Editorial en EL CORREO, 30/7/2011
Estos comicios son una oportunidad para abrir una nueva etapa que vuelva a reconectar con la moderación y los consensos de la transición política. En esta línea, la simbólica fecha del 20-N, pese a los pronunciamientos excesivos de uno y otro signo, debe ser expresión de una plena normalidad democrática.

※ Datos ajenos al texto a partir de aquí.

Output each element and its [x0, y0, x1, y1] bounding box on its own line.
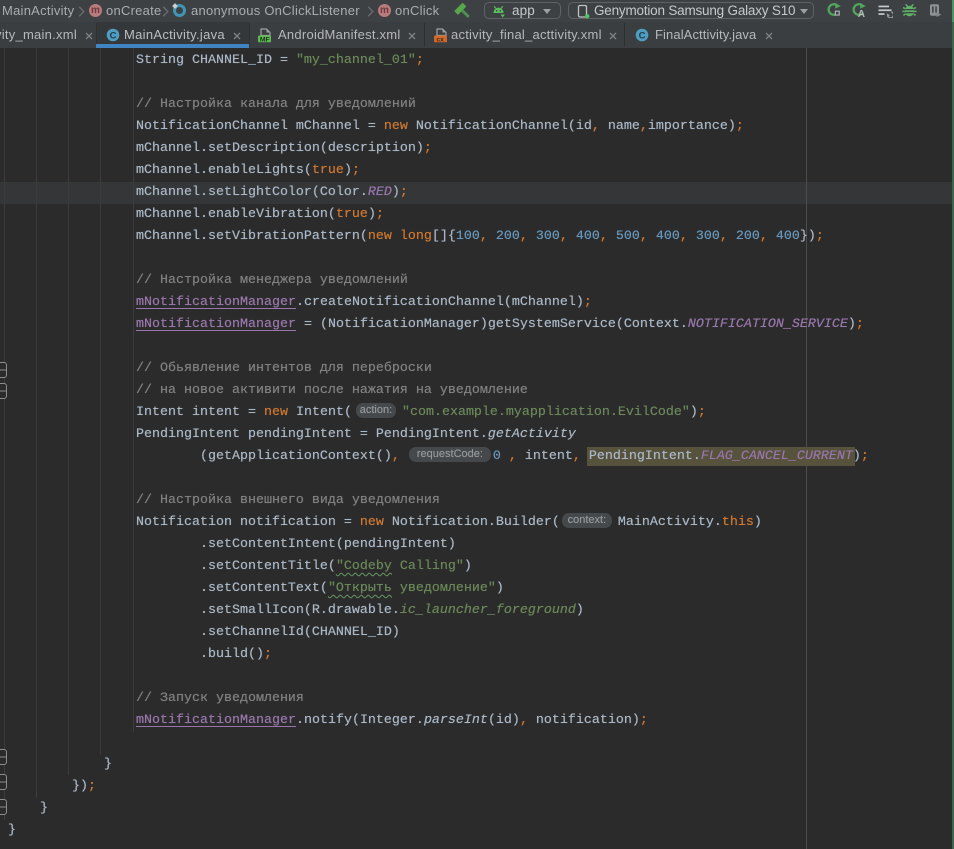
- svg-text:C: C: [110, 30, 117, 41]
- svg-text:cx: cx: [436, 36, 444, 43]
- svg-text:A: A: [858, 9, 865, 18]
- svg-text:MF: MF: [260, 36, 270, 43]
- svg-text:C: C: [639, 30, 646, 41]
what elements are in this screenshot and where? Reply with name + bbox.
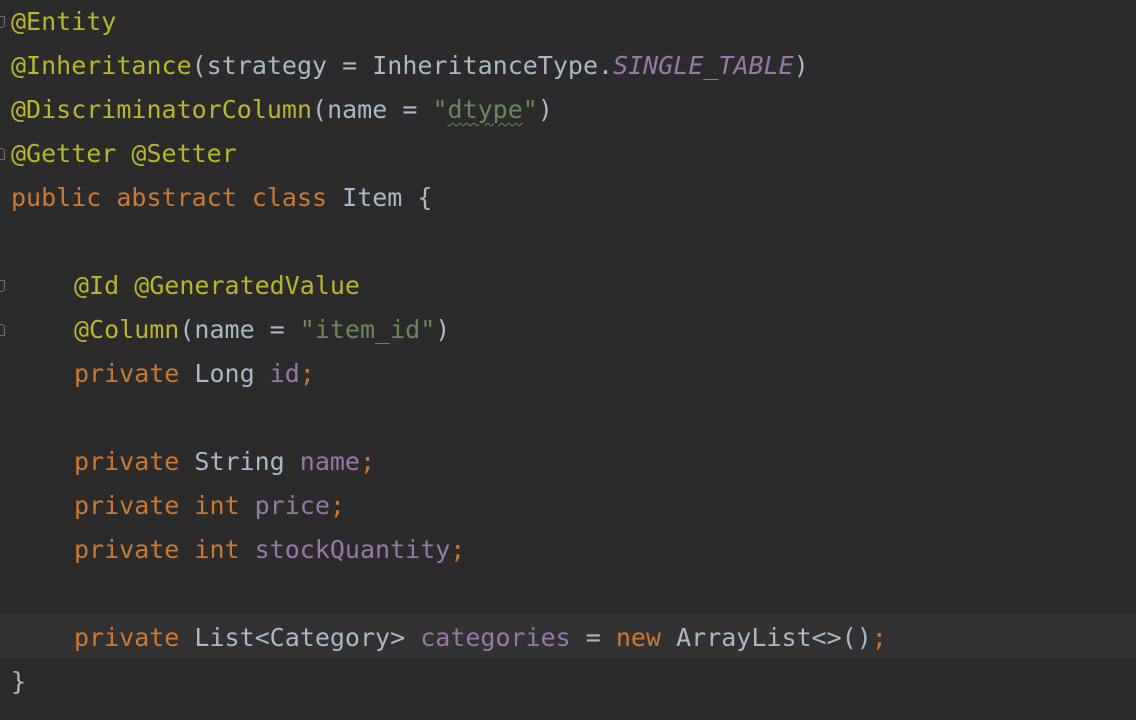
code-line[interactable]: }	[11, 660, 26, 704]
code-token: @Id @GeneratedValue	[74, 271, 360, 300]
code-line[interactable]: private String name;	[11, 440, 375, 484]
code-token: @Getter @Setter	[11, 139, 237, 168]
code-token: )	[435, 315, 451, 344]
code-token: "	[432, 95, 448, 124]
code-token: new	[615, 623, 677, 652]
code-token: (name =	[179, 315, 300, 344]
code-token: }	[11, 667, 27, 696]
code-line[interactable]: private int stockQuantity;	[11, 528, 465, 572]
code-token: (strategy = InheritanceType.	[191, 51, 614, 80]
code-line[interactable]: @Getter @Setter	[11, 132, 237, 176]
code-line[interactable]: @Id @GeneratedValue	[11, 264, 360, 308]
code-token: (name =	[312, 95, 433, 124]
code-token: price	[254, 491, 330, 520]
code-line[interactable]: public abstract class Item {	[11, 176, 432, 220]
code-token: "item_id"	[299, 315, 436, 344]
code-line[interactable]: private int price;	[11, 484, 345, 528]
code-line[interactable]: @Inheritance(strategy = InheritanceType.…	[11, 44, 809, 88]
code-line[interactable]: @Entity	[11, 0, 116, 44]
code-token: ArrayList<>()	[676, 623, 872, 652]
code-token: ;	[299, 359, 315, 388]
fold-close-icon[interactable]	[0, 148, 5, 160]
code-token: private	[74, 359, 195, 388]
code-line[interactable]: private List<Category> categories = new …	[11, 616, 887, 660]
code-editor[interactable]: @Entity @Inheritance(strategy = Inheritan…	[0, 0, 1136, 720]
code-token: private	[74, 623, 195, 652]
code-token: Long	[194, 359, 270, 388]
fold-open-icon[interactable]	[0, 280, 5, 292]
code-line[interactable]: private Long id;	[11, 352, 315, 396]
code-token: private int	[74, 491, 255, 520]
code-token: ;	[329, 491, 345, 520]
code-token: public abstract class	[11, 183, 343, 212]
code-token: List<Category>	[194, 623, 421, 652]
code-token: ;	[450, 535, 466, 564]
fold-open-icon[interactable]	[0, 16, 5, 28]
code-token: private int	[74, 535, 255, 564]
code-token: String	[194, 447, 300, 476]
code-token: )	[793, 51, 809, 80]
code-token: id	[269, 359, 300, 388]
code-line[interactable]: @Column(name = "item_id")	[11, 308, 450, 352]
code-token: stockQuantity	[254, 535, 451, 564]
code-line[interactable]: @DiscriminatorColumn(name = "dtype")	[11, 88, 553, 132]
code-token: @Inheritance	[11, 51, 192, 80]
code-token: "	[522, 95, 538, 124]
fold-close-icon[interactable]	[0, 324, 5, 336]
code-token: Item {	[342, 183, 433, 212]
code-token: @Entity	[11, 7, 117, 36]
code-token: ;	[871, 623, 887, 652]
code-token: private	[74, 447, 195, 476]
code-token: @DiscriminatorColumn	[11, 95, 313, 124]
code-token: dtype	[447, 95, 523, 124]
code-token: categories	[420, 623, 571, 652]
code-token: SINGLE_TABLE	[613, 51, 794, 80]
code-token: ;	[360, 447, 376, 476]
code-token: name	[299, 447, 360, 476]
code-token: =	[570, 623, 616, 652]
code-token: )	[537, 95, 553, 124]
code-token: @Column	[74, 315, 180, 344]
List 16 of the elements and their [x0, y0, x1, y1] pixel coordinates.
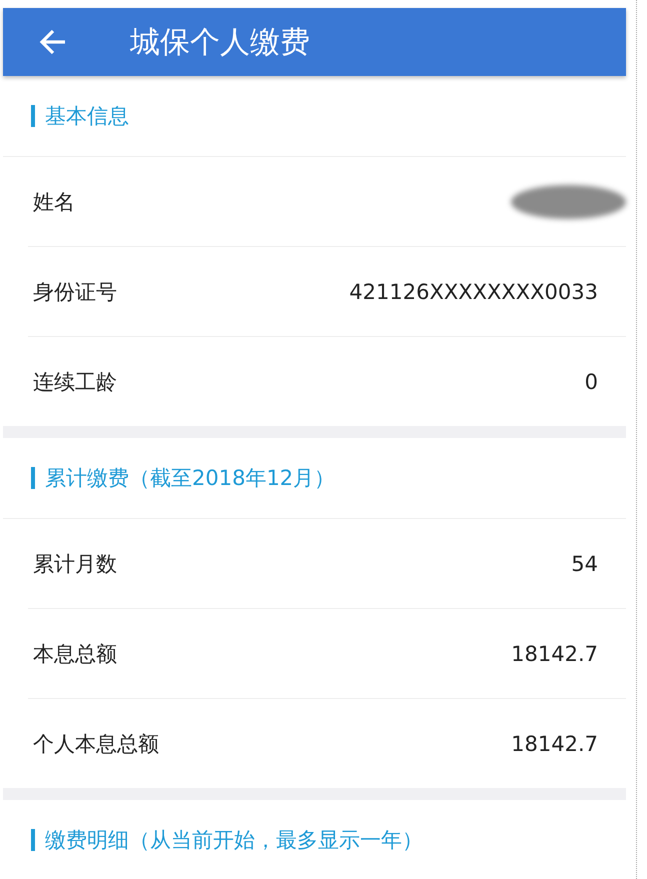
field-value: 0	[584, 370, 598, 394]
field-value: 18142.7	[511, 732, 598, 756]
field-label: 本息总额	[33, 640, 117, 668]
back-arrow-icon[interactable]	[38, 27, 68, 57]
field-label: 连续工龄	[33, 368, 117, 396]
field-label: 累计月数	[33, 550, 117, 578]
section-title: 基本信息	[31, 105, 129, 127]
field-value: 18142.7	[511, 642, 598, 666]
field-value: 421126XXXXXXXX0033	[349, 280, 598, 304]
field-label: 个人本息总额	[33, 730, 159, 758]
field-value: 54	[571, 552, 598, 576]
field-label: 姓名	[33, 188, 75, 216]
field-label: 身份证号	[33, 278, 117, 306]
section-title: 缴费明细（从当前开始，最多显示一年）	[31, 829, 423, 851]
page-title: 城保个人缴费	[130, 24, 310, 62]
section-title: 累计缴费（截至2018年12月）	[31, 467, 336, 489]
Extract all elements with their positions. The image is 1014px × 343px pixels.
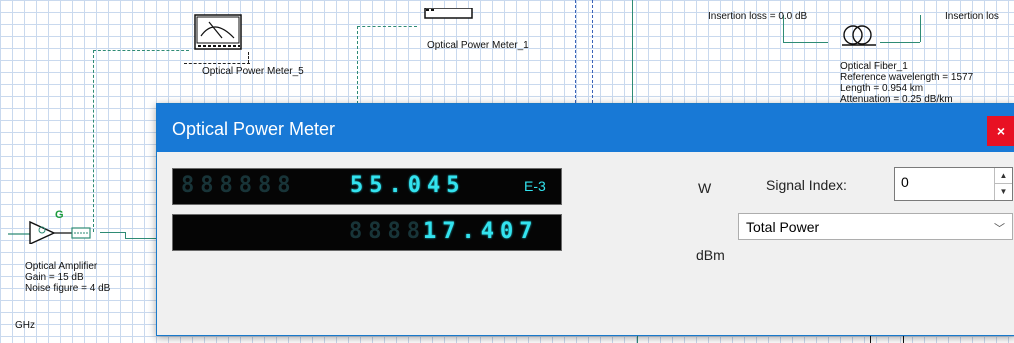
power-meter-icon (194, 14, 242, 50)
connection-line (632, 0, 633, 103)
dialog-title: Optical Power Meter (172, 119, 336, 139)
optical-amplifier-component[interactable] (8, 210, 98, 246)
connection-line (93, 50, 94, 232)
lcd-ghost-digits: 8888 (349, 219, 426, 244)
connection-line (783, 42, 828, 43)
power-type-select[interactable]: Total Power ﹀ (738, 213, 1013, 240)
lcd-value-watts: 55.045 (350, 173, 466, 198)
opm5-label: Optical Power Meter_5 (202, 66, 304, 77)
connection-line (357, 26, 358, 104)
optical-power-meter-dialog: Optical Power Meter × 888888 55.045 E-3 … (156, 103, 1014, 336)
close-button[interactable]: × (987, 116, 1014, 146)
connection-line (592, 0, 593, 103)
signal-index-value[interactable]: 0 (901, 174, 909, 190)
connection-line (920, 15, 921, 42)
unit-watts-label: W (698, 180, 712, 196)
unit-dbm-label: dBm (696, 247, 725, 263)
lcd-exponent: E-3 (524, 178, 546, 194)
fiber-name-label: Optical Fiber_1 (840, 61, 908, 72)
connection-line (93, 50, 189, 51)
optical-fiber-component[interactable] (838, 24, 880, 46)
gain-badge: G (55, 209, 64, 221)
signal-index-spinner[interactable]: 0 ▲ ▼ (894, 167, 1013, 201)
spinner-down-icon[interactable]: ▼ (995, 184, 1012, 199)
connection-line (100, 232, 125, 233)
fiber-coil-icon (842, 25, 876, 46)
optical-power-meter-1-component[interactable] (424, 7, 474, 22)
selection-dash (248, 52, 249, 63)
connection-line (880, 42, 920, 43)
insertion-loss-label: Insertion loss = 0.0 dB (708, 11, 808, 22)
spinner-buttons: ▲ ▼ (994, 168, 1012, 200)
power-type-value: Total Power (746, 219, 820, 235)
spinner-up-icon[interactable]: ▲ (995, 168, 1012, 184)
optical-power-meter-5-component[interactable] (194, 14, 246, 50)
chevron-down-icon: ﹀ (994, 223, 1005, 235)
amplifier-gain-label: Gain = 15 dB (25, 272, 84, 283)
selection-dash (184, 63, 250, 64)
amplifier-name-label: Optical Amplifier (25, 261, 98, 272)
ghz-label: GHz (15, 320, 35, 331)
connection-line (357, 26, 417, 27)
opm1-label: Optical Power Meter_1 (427, 40, 529, 51)
fiber-ref-wavelength-label: Reference wavelength = 1577 (840, 72, 974, 83)
fiber-length-label: Length = 0.954 km (840, 83, 924, 94)
dialog-titlebar[interactable]: Optical Power Meter × (157, 104, 1014, 152)
amplifier-icon (8, 220, 91, 246)
lcd-ghost-digits: 888888 (181, 173, 297, 198)
power-display-dbm: 8888 17.407 (172, 214, 562, 251)
connection-line (125, 232, 126, 238)
power-display-watts: 888888 55.045 E-3 (172, 168, 562, 205)
amplifier-noise-label: Noise figure = 4 dB (25, 283, 111, 294)
connection-line (575, 0, 576, 103)
connection-line (125, 238, 156, 239)
power-meter-icon (424, 7, 473, 19)
insertion-loss-label: Insertion los (945, 11, 999, 22)
lcd-value-dbm: 17.407 (423, 219, 539, 244)
signal-index-label: Signal Index: (766, 177, 847, 193)
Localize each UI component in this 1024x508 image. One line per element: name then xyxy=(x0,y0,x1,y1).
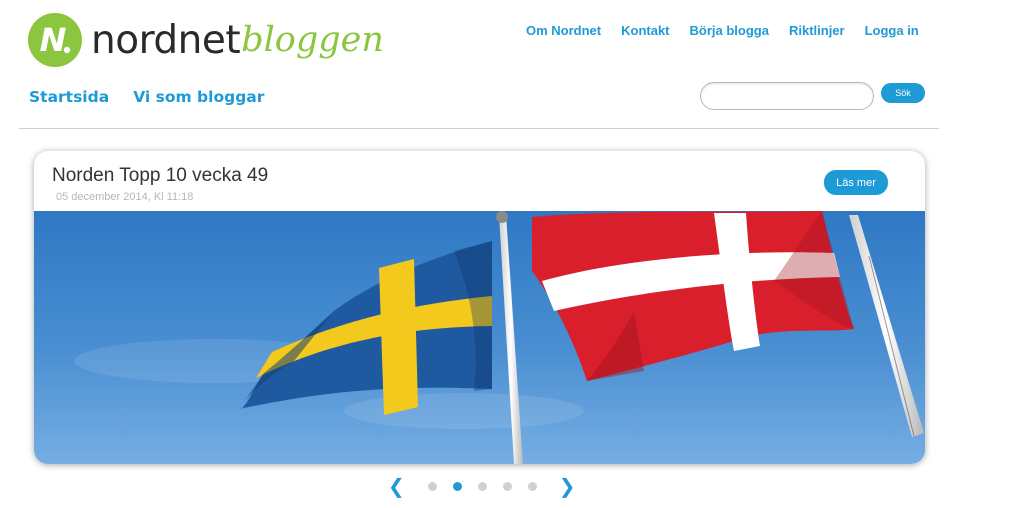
carousel-dot[interactable] xyxy=(527,481,537,491)
logo-product-text: bloggen xyxy=(241,19,384,60)
featured-post-card: Norden Topp 10 vecka 49 05 december 2014… xyxy=(34,151,925,464)
chevron-left-icon[interactable]: ❮ xyxy=(388,476,405,496)
featured-post-title[interactable]: Norden Topp 10 vecka 49 xyxy=(52,165,268,187)
header-divider xyxy=(19,128,939,129)
site-logo[interactable]: N nordnet bloggen xyxy=(28,12,384,68)
nav-link-kontakt[interactable]: Kontakt xyxy=(621,23,669,38)
featured-post-header: Norden Topp 10 vecka 49 05 december 2014… xyxy=(34,151,925,211)
carousel-pager: ❮ ❯ xyxy=(388,476,576,496)
logo-mark-letter: N xyxy=(40,21,67,59)
nav-link-startsida[interactable]: Startsida xyxy=(29,88,109,106)
nav-link-vi-som-bloggar[interactable]: Vi som bloggar xyxy=(133,88,264,106)
nav-link-borja-blogga[interactable]: Börja blogga xyxy=(690,23,769,38)
nav-link-om-nordnet[interactable]: Om Nordnet xyxy=(526,23,601,38)
carousel-dot[interactable] xyxy=(502,481,512,491)
chevron-right-icon[interactable]: ❯ xyxy=(559,476,576,496)
search-input[interactable] xyxy=(700,82,874,110)
featured-post-date: 05 december 2014, Kl 11:18 xyxy=(56,191,194,203)
logo-brand-text: nordnet xyxy=(91,17,241,63)
top-navigation: Om Nordnet Kontakt Börja blogga Riktlinj… xyxy=(526,23,919,38)
nav-link-riktlinjer[interactable]: Riktlinjer xyxy=(789,23,845,38)
nordnet-logo-icon: N xyxy=(28,13,82,67)
carousel-dot[interactable] xyxy=(427,481,437,491)
carousel-dot[interactable] xyxy=(477,481,487,491)
featured-post-image[interactable] xyxy=(34,211,925,464)
read-more-button[interactable]: Läs mer xyxy=(824,170,888,195)
carousel-dot-active[interactable] xyxy=(452,481,462,491)
main-navigation: Startsida Vi som bloggar xyxy=(29,88,264,106)
flagpole-finial xyxy=(496,211,508,223)
search-button[interactable]: Sök xyxy=(881,83,925,103)
nav-link-logga-in[interactable]: Logga in xyxy=(865,23,919,38)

De acuerdo con la Constitución española, la decisión más libre de un presidente del Gobierno es fijar cuándo se disuelven las Cortes y se convocan elecciones. No tiene por qué justificarla y en situaciones de normalidad solo a él le corresponde dar este paso, eligiendo el momento que estime más oportuno. En el caso de Zapatero, su opción libérrima se había convertido en urgente y necesaria. El duro varapalo del 22-M ya reflejó en las urnas de forma rotunda y diáfana la pérdida de confianza en su liderazgo y la exigencia social de un adelanto electoral. Finalmente, la complicada situación de la deuda española ha sido el contexto determinante para el anuncio de ayer, además de los deseos del candidato Rubalcaba de medirse con Rajoy antes de que se pueda deteriorar aún más la economía. De este modo, en las pocas semanas que quedan de trabajo legislativo en septiembre, no se tramitará un nuevo presupuesto para 2012 y más de una docena de leyes presentadas en el Parlamento decaerán. El presidente Zapatero deja un legado de casi ocho años de Gobierno en el que se mezclan un programa de izquierdas en materia de derechos sociales y de igualdad, por lo menos hasta que llegó la tormenta financiera, su resistencia a reconocer una de las peores crisis económicas de la historia y, una vez asumida la gravedad de la situación, numerosas improvisaciones con reformas a medias. En paralelo se han ido produciendo otros capítulos negativos como el profundo deterioro del sistema autonómico y el claro retroceso de la reputación de España en el plano europeo e internacional.